When asked about the single's commercial success, Sully Erna commented that it was a proud moment for the band to announce that milestone, adding that he was feeling blessed and honored to have three singles from the same album to reach the number one spot, a career first for the band.

==The Scars Foundation==
To accompany "Under Your Scars", the band, who has lost a number of fellow artists and friends to suicide over the past few years, launched The Scars Foundation to help raise awareness for mental health issues. The non-profit organization aims to provide resources and educate those that struggle with suicidal thoughts, bullying, addiction, abuse, and more.
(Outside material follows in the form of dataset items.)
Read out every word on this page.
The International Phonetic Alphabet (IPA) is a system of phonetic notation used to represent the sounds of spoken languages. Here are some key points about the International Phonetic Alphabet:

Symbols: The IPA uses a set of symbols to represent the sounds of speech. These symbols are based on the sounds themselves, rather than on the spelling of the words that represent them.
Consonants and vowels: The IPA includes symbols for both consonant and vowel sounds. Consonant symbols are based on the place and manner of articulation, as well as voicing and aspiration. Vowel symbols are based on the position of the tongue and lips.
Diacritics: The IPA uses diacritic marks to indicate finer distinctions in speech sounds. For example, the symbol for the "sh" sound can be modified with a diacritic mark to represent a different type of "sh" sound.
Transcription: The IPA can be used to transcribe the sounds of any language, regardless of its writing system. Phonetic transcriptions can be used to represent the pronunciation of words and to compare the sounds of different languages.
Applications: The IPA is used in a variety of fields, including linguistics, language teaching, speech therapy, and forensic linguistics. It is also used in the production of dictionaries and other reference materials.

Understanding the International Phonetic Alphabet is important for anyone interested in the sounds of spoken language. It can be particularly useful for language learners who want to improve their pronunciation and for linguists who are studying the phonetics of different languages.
Every donation to the organization includes a complimentary download of "Under Your Scars" from which the foundation takes its name.

==Personnel==

- Godsmack
- Sully Erna – Vocals, Rhythm guitar, Piano, producer
- Tony Rombola – Lead guitar
- Robbie Merrill – Bass
- Shannon Larkin – Drums

- Additional personnel
- Zvezdelina Haltakova – Violin
- Irina Chirkova – Cello

==Charts==

===Weekly charts===

| Chart (2019) | Peak position |
|---|---|
| Canada Rock (Billboard) | 43 |
| US Hot Rock & Alternative Songs (Billboard) | 6 |
| US Rock & Alternative Airplay (Billboard) | 10 |

===Year-end charts===

| Chart (2019) | Position |
|---|---|
| US Hot Rock & Alternative Songs (Billboard) | 28 |
| US Rock Airplay (Billboard) | 47 |

== Certifications ==

| Region | Certification | Certified units/sales |
| United States (RIAA) | Gold | 500,000^{‡} |
^{‡} Sales+streaming figures based on certification alone.